Ekspor Ikan Natuna ke Hongkong Macet, Ini Kata KKP

Admin

07/06/2025

3
Min Read

On This Post

JAKARTA, MasterV – Kementerian Kelautan dan Perikanan (KKP) memberikan penjelasan mengenai penyebab terhentinya kegiatan ekspor ikan Kerapu dan Napoleon dari Natuna dan Anambas, yang merupakan bagian dari Kepulauan Riau, menuju Hongkong.

Semuel Sandi Rundupadang, Kepala Pangkalan Pengawasan Sumber Daya Kelautan dan Perikanan (PSDKP) Batam, Kepulauan Riau, mengungkapkan bahwa penghentian ekspor ini disebabkan oleh pengetatan pengawasan yang diterapkan oleh Pemerintah Beijing terhadap barang-barang yang masuk melalui jalur laut.

Menurut keterangannya, tidak adanya lagi kapal-kapal Hongkong yang mengambil ikan ekspor di wilayah Natuna dan Anambas telah berlangsung sejak bulan Maret hingga saat ini.

“Informasi yang kami terima menunjukkan bahwa salah satu faktor utama adalah kebijakan Pemerintah Beijing yang memperketat pengawasan terhadap barang-barang yang masuk ke Hongkong melalui laut, terutama sejak terjadinya perang dagang antara Amerika Serikat dan Tiongkok,” jelas Semuel, seperti yang dikutip Liputanku dari Antara, Sabtu (31/5/2025).

Ia menambahkan bahwa ketegangan antara Pemerintah Beijing dan Hongkong semakin meningkat sejak dimulainya perang dagang. Pemerintah Tiongkok menduga adanya praktik penyelundupan barang melalui jalur laut menuju Hongkong, sehingga pengawasan diperketat secara signifikan.

Kondisi ini, lanjut Semuel, mengakibatkan kapal-kapal dari Hongkong tidak lagi mengunjungi pelabuhan muat di Natuna dan Anambas untuk mengangkut ikan-ikan yang akan diekspor.

Situasi serupa sebelumnya juga dialami oleh para pembudidaya ikan ekspor di wilayah Bitung, Makassar, Tarakan, dan Manado, sebelum akhirnya berdampak pada Kepulauan Riau.

Namun, ia menyatakan bahwa beberapa pelaku usaha telah beralih menggunakan jasa pengiriman melalui jalur udara untuk mengirimkan ikan kerapu ke Hongkong.

“Pengiriman melalui udara tidak mengalami kendala. Salah satu contohnya adalah pengiriman dari Makassar yang masih berjalan lancar,” ungkapnya.

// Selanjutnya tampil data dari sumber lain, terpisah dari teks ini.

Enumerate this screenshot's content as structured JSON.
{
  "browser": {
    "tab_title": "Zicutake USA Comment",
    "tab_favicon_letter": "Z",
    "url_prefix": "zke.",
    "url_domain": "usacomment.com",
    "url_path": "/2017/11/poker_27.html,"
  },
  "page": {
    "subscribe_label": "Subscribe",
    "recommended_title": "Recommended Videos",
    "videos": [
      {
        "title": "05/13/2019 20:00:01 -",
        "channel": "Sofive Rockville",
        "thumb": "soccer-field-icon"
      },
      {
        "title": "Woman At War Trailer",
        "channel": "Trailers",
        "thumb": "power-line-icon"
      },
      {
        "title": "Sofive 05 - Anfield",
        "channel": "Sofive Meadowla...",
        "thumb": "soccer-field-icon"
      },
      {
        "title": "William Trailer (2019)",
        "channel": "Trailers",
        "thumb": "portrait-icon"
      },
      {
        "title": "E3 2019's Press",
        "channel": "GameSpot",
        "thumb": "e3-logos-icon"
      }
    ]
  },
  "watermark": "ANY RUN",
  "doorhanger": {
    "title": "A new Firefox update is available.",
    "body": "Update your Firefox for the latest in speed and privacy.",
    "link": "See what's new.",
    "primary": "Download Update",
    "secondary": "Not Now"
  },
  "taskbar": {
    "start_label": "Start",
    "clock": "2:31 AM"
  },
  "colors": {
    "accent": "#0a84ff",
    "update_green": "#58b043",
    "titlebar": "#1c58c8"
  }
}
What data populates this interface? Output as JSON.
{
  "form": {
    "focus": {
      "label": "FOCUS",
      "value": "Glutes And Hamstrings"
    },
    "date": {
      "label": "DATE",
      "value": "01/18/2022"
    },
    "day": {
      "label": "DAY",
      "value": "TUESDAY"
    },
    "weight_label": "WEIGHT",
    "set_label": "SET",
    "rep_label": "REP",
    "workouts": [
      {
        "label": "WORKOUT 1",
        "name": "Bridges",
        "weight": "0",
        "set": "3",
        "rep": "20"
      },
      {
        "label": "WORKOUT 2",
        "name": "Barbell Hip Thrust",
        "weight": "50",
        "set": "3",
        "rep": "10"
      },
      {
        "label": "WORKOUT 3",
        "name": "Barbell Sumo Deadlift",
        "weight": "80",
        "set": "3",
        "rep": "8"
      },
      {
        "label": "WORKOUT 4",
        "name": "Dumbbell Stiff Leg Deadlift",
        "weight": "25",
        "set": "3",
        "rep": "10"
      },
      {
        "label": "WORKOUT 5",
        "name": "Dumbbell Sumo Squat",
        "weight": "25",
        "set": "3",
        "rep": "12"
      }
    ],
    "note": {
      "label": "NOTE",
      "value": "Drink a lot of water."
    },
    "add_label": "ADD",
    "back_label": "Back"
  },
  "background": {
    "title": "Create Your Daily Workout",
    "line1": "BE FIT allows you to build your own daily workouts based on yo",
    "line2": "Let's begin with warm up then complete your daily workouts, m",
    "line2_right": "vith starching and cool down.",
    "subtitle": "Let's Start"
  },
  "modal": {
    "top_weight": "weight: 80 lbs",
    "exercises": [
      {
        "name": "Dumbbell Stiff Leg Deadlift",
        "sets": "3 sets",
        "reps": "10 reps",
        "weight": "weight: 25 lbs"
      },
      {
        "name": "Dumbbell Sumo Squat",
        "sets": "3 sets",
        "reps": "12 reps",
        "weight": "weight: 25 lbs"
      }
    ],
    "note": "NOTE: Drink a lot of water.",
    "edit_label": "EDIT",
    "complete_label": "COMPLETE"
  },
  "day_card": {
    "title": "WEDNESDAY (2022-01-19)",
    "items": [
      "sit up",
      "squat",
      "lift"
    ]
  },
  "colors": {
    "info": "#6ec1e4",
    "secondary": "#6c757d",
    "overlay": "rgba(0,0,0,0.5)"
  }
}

Hanya saja, ia mengakui bahwa biaya pengiriman melalui udara jauh lebih mahal dibandingkan dengan pengiriman melalui laut. Sebagai contoh, biaya pengiriman dari Makassar ke Hongkong mencapai Rp 35.000 per kilogram. Untuk satu kargo seberat 25 koli, hanya berisi ikan seberat 8 Kg, sedangkan sisanya adalah air.

Ia menjelaskan bahwa jenis ikan yang dikirim melalui jalur udara biasanya adalah ikan dengan kualitas super, seperti Kerapu Sunu, sehingga mahalnya biaya pengiriman masih dapat diimbangi oleh harga jual ikan yang tinggi.

Berbeda halnya dengan ikan kerapu yang umumnya dibudidayakan oleh nelayan di Natuna dan Anambas, seperti jenis kerapu macan dan kerapu kertang, yang harganya tidak sebanding dengan biaya pengiriman jika dilakukan melalui udara.

“Biaya kargo pengiriman melalui pesawat sangat mahal. Dikhawatirkan jika tetap dipaksakan, biaya pengiriman tidak akan tertutup, dan pelaku usaha akan mengalami kerugian,” papar Semuel.

Semuel menegaskan bahwa kondisi ini tidak hanya merugikan nelayan pembudidaya atau pelaku usaha, tetapi juga pemerintah yang kehilangan potensi pendapatan dari kegiatan ekspor ikan hidup melalui jalur laut.

Solusi untuk mengatasi permasalahan ini berada pada tingkat pemerintah pusat, khususnya antara KKP dan Pemerintah Beijing.

“Kami telah melaporkan situasi ini ke pemerintah pusat. Penyelesaian masalah ini menjadi wewenang pemerintah pusat karena melibatkan dua negara,” tegas Semuel.

Sementara itu, sejumlah nelayan pembudidaya ikan kerapu dan napoleon di Natuna dan Anambas merasa resah akibat tidak beroperasinya kapal-kapal dari Hongkong yang biasanya mengambil hasil budidaya mereka.